Fabio Liberti, chercheur à
l’Institut de relations internationales et stratégiques, est spécialiste de l’
Union européenne. Pour lui, la question migratoire ne fait pas vraiment débat en Europe.
Avec le plan du commissaire européen Franco Frattini, l’Europe se dirige-t-elle vers un système d’immigration à l’américaine?
La philosophie est effectivement la même: ficher les étrangers qui entrent sur le territoire. Toutefois, il ne faut pas oublier que les Etats-Unis ont mis en place ce système à la suite des attaques du 11-Septembre. La sensibilité européenne sur cette question est différente. D’ailleurs il y a plutôt un consensus pour la lutte contre l’immigration clandestine à l’intérieur des frontières de l’Union européenne. Ce sera d’ailleurs une des priorités de la présidence française de l’Union au second semestre 2008.
Tous les Etats de l’Union européenne sont-ils confrontés aux mêmes situations en matière d’immigration?
Tous les pays membres veulent européaniser le contrôle des frontières, même si la situation est très différente selon les pays. En France et en Allemagne, les immigrés en situation irrégulière sont en transit à l’intérieur de l’
espace Schengen. A l’inverse, les pays de la Méditerranée, comme l’Espagne et l’Italie, doivent faire face à de
nombreux débarquements illégaux. La Grande-Bretagne, elle, doit affronter des afflux de migrants illégaux venus d’Europe continentale.

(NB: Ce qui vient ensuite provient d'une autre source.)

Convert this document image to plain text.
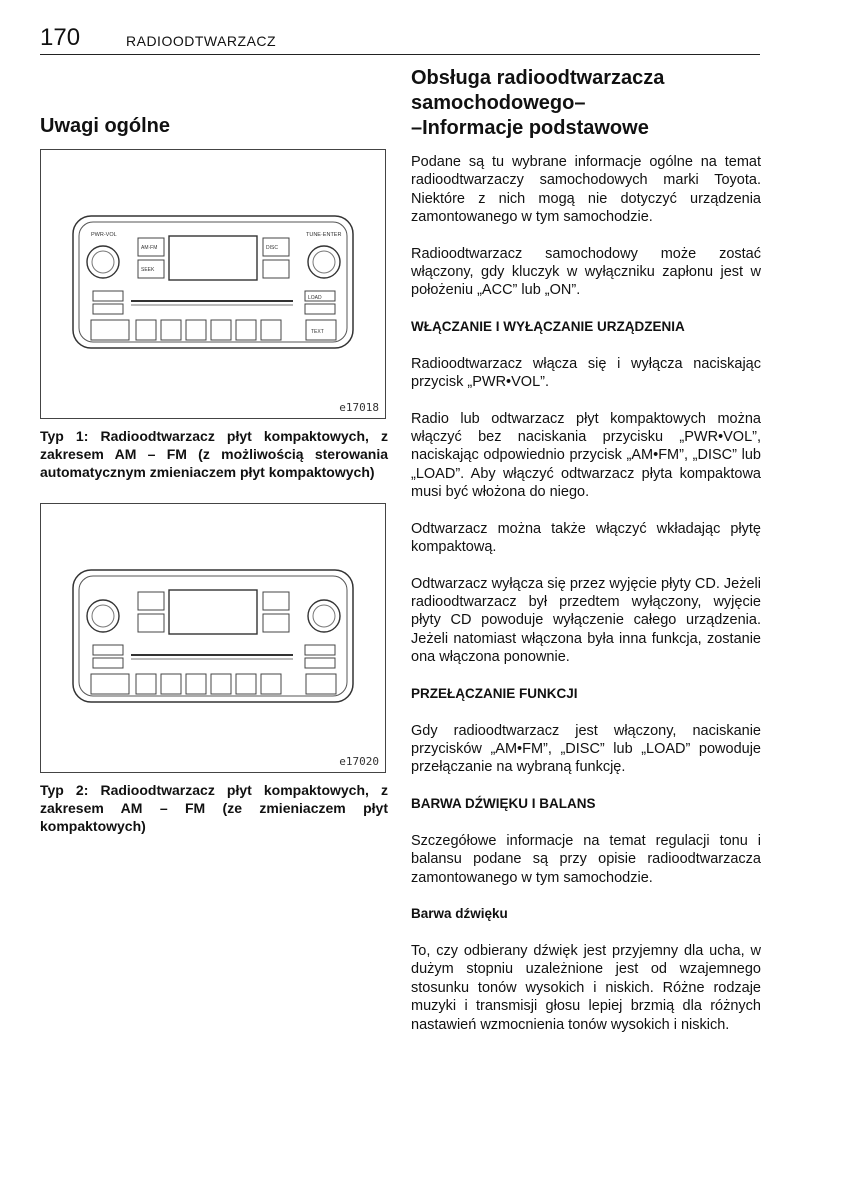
170	RADIOODTWARZACZ
Uwagi ogólne
PWR-VOL	TUNE·ENTER
AM·FM
SEEK
DISC
LOAD
TEXT
e17018

Typ 1: Radioodtwarzacz płyt kompaktowych, z zakresem AM – FM (z możliwością sterowania automatycznym zmieniaczem płyt kompaktowych)

e17020

Typ 2: Radioodtwarzacz płyt kompaktowych, z zakresem AM – FM (ze zmieniaczem płyt kompaktowych)

Obsługa radioodtwarzacza
samochodowego–
–Informacje podstawowe

Podane są tu wybrane informacje ogólne na temat radioodtwarzaczy samochodowych marki Toyota. Niektóre z nich mogą nie dotyczyć urządzenia zamontowanego w tym samochodzie.

Radioodtwarzacz samochodowy może zostać włączony, gdy kluczyk w wyłączniku zapłonu jest w położeniu „ACC” lub „ON”.

WŁĄCZANIE I WYŁĄCZANIE URZĄDZENIA

Radioodtwarzacz włącza się i wyłącza naciskając przycisk „PWR•VOL”.

Radio lub odtwarzacz płyt kompaktowych można włączyć bez naciskania przycisku „PWR•VOL”, naciskając odpowiednio przycisk „AM•FM”, „DISC” lub „LOAD”. Aby włączyć odtwarzacz płyta kompaktowa musi być włożona do niego.

Odtwarzacz można także włączyć wkładając płytę kompaktową.

Odtwarzacz wyłącza się przez wyjęcie płyty CD. Jeżeli radioodtwarzacz był przedtem wyłączony, wyjęcie płyty CD powoduje wyłączenie całego urządzenia. Jeżeli natomiast włączona była inna funkcja, zostanie ona włączona ponownie.

PRZEŁĄCZANIE FUNKCJI

Gdy radioodtwarzacz jest włączony, naciskanie przycisków „AM•FM”, „DISC” lub „LOAD” powoduje przełączanie na wybraną funkcję.

BARWA DŹWIĘKU I BALANS

Szczegółowe informacje na temat regulacji tonu i balansu podane są przy opisie radioodtwarzacza zamontowanego w tym samochodzie.

Barwa dźwięku

To, czy odbierany dźwięk jest przyjemny dla ucha, w dużym stopniu uzależnione jest od wzajemnego stosunku tonów wysokich i niskich. Różne rodzaje muzyki i transmisji głosu lepiej brzmią dla różnych nastawień wzmocnienia tonów wysokich i niskich.
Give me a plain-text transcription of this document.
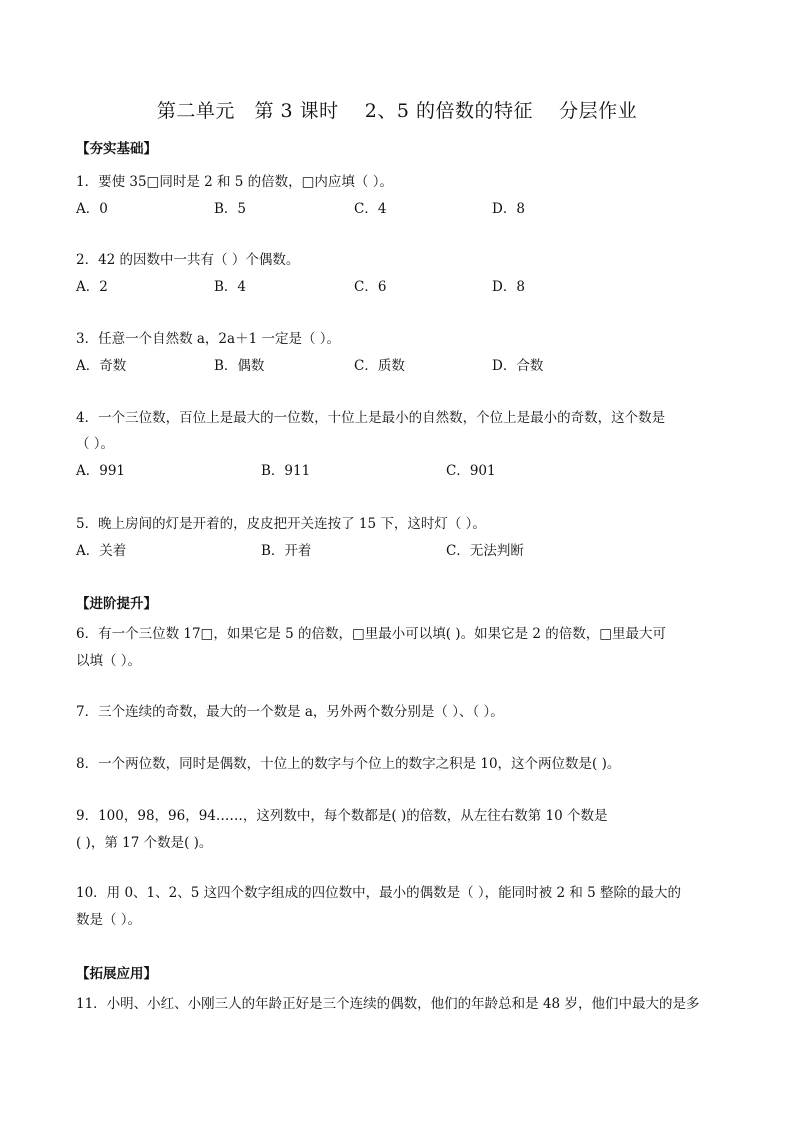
第二单元   第 3 课时    2、5 的倍数的特征    分层作业
【夯实基础】
1．要使 35□同时是 2 和 5 的倍数，□内应填（ ）。
A．0	B．5	C．4	D．8
2．42 的因数中一共有（ ）个偶数。
A．2	B．4	C．6	D．8
3．任意一个自然数 a，2a＋1 一定是（ ）。
A．奇数	B．偶数	C．质数	D．合数
4．一个三位数，百位上是最大的一位数，十位上是最小的自然数，个位上是最小的奇数，这个数是
（ ）。
A．991	B．911	C．901
5．晚上房间的灯是开着的，皮皮把开关连按了 15 下，这时灯（ ）。
A．关着	B．开着	C．无法判断
【进阶提升】
6．有一个三位数 17□，如果它是 5 的倍数，□里最小可以填( )。如果它是 2 的倍数，□里最大可
以填（ ）。
7．三个连续的奇数，最大的一个数是 a，另外两个数分别是（ ）、（ ）。
8．一个两位数，同时是偶数，十位上的数字与个位上的数字之积是 10，这个两位数是( )。
9．100，98，96，94……，这列数中，每个数都是( )的倍数，从左往右数第 10 个数是
( )，第 17 个数是( )。
10．用 0、1、2、5 这四个数字组成的四位数中，最小的偶数是（ ），能同时被 2 和 5 整除的最大的
数是（ ）。
【拓展应用】
11．小明、小红、小刚三人的年龄正好是三个连续的偶数，他们的年龄总和是 48 岁，他们中最大的是多
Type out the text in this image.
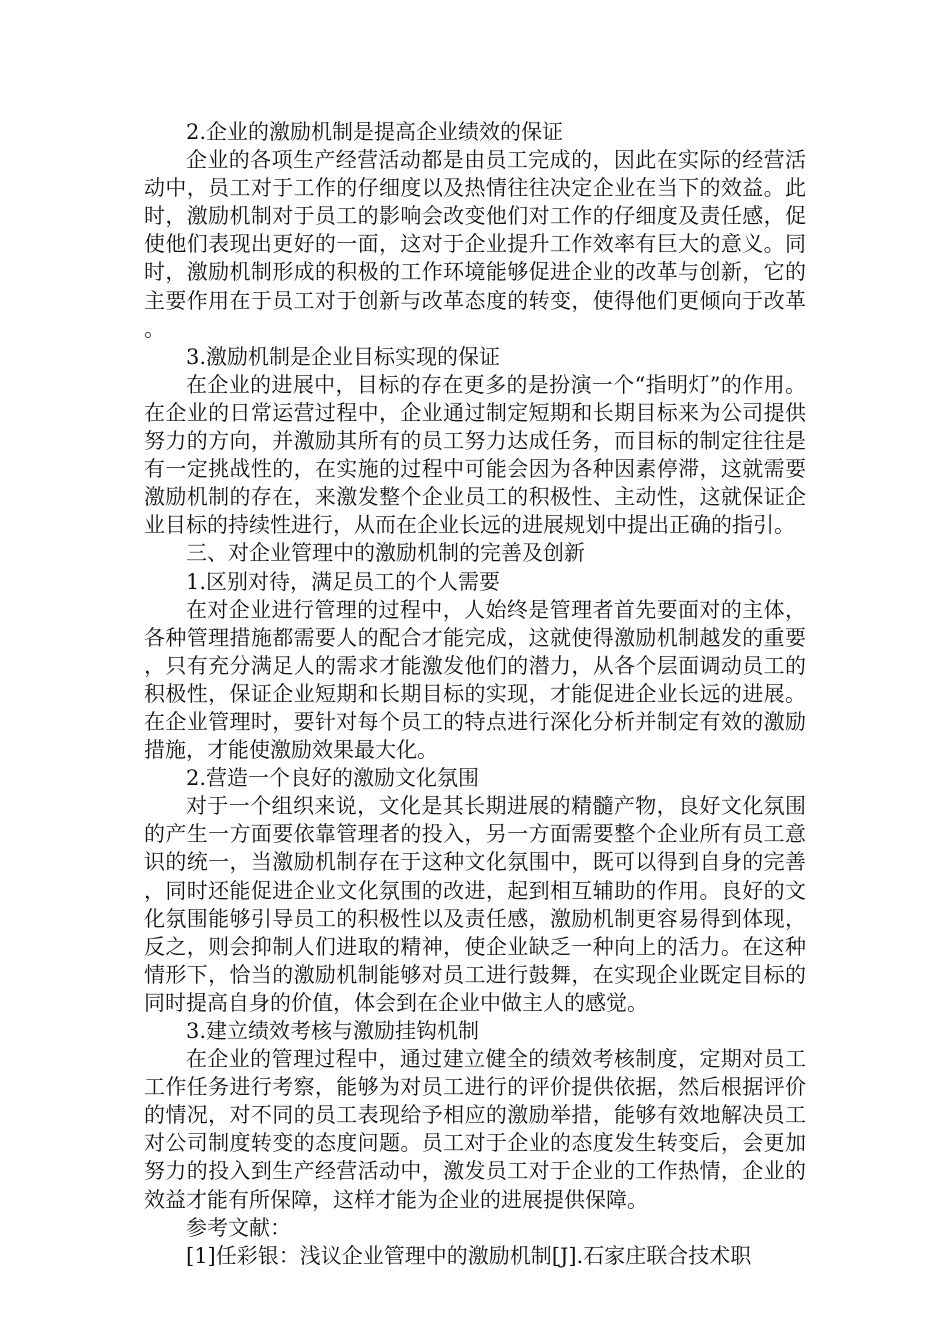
2.企业的激励机制是提高企业绩效的保证

企业的各项生产经营活动都是由员工完成的，因此在实际的经营活动中，员工对于工作的仔细度以及热情往往决定企业在当下的效益。此时，激励机制对于员工的影响会改变他们对工作的仔细度及责任感，促使他们表现出更好的一面，这对于企业提升工作效率有巨大的意义。同时，激励机制形成的积极的工作环境能够促进企业的改革与创新，它的主要作用在于员工对于创新与改革态度的转变，使得他们更倾向于改革。

3.激励机制是企业目标实现的保证

在企业的进展中，目标的存在更多的是扮演一个“指明灯”的作用。在企业的日常运营过程中，企业通过制定短期和长期目标来为公司提供努力的方向，并激励其所有的员工努力达成任务，而目标的制定往往是有一定挑战性的，在实施的过程中可能会因为各种因素停滞，这就需要激励机制的存在，来激发整个企业员工的积极性、主动性，这就保证企业目标的持续性进行，从而在企业长远的进展规划中提出正确的指引。

三、对企业管理中的激励机制的完善及创新

1.区别对待，满足员工的个人需要

在对企业进行管理的过程中，人始终是管理者首先要面对的主体，各种管理措施都需要人的配合才能完成，这就使得激励机制越发的重要，只有充分满足人的需求才能激发他们的潜力，从各个层面调动员工的积极性，保证企业短期和长期目标的实现，才能促进企业长远的进展。在企业管理时，要针对每个员工的特点进行深化分析并制定有效的激励措施，才能使激励效果最大化。

2.营造一个良好的激励文化氛围

对于一个组织来说，文化是其长期进展的精髓产物，良好文化氛围的产生一方面要依靠管理者的投入，另一方面需要整个企业所有员工意识的统一，当激励机制存在于这种文化氛围中，既可以得到自身的完善，同时还能促进企业文化氛围的改进，起到相互辅助的作用。良好的文化氛围能够引导员工的积极性以及责任感，激励机制更容易得到体现，反之，则会抑制人们进取的精神，使企业缺乏一种向上的活力。在这种情形下，恰当的激励机制能够对员工进行鼓舞，在实现企业既定目标的同时提高自身的价值，体会到在企业中做主人的感觉。

3.建立绩效考核与激励挂钩机制

在企业的管理过程中，通过建立健全的绩效考核制度，定期对员工工作任务进行考察，能够为对员工进行的评价提供依据，然后根据评价的情况，对不同的员工表现给予相应的激励举措，能够有效地解决员工对公司制度转变的态度问题。员工对于企业的态度发生转变后，会更加努力的投入到生产经营活动中，激发员工对于企业的工作热情，企业的效益才能有所保障，这样才能为企业的进展提供保障。

参考文献：

[1]任彩银：浅议企业管理中的激励机制[J].石家庄联合技术职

Quel est le véritable objectif des propositions de Franco Frattini?
L’objectif final est de mettre en place une politique migratoire commune. Mais le chemin est encore long. La Grande-Bretagne qui a toujours refusé de faire partie de l’espace Schengen semble vouloir prendre part au nouveau dispositif de sécurisation des frontières. Les propositions de Franco Frattini ont réussi à séduire les Britanniques, car le commissaire européen a mis l’accent sur la lutte contre le terrorisme. Toutefois le projet est encore à l’étude. Rien ne sera fait sans l’approbation des Etats membres et celle du Parlement européen.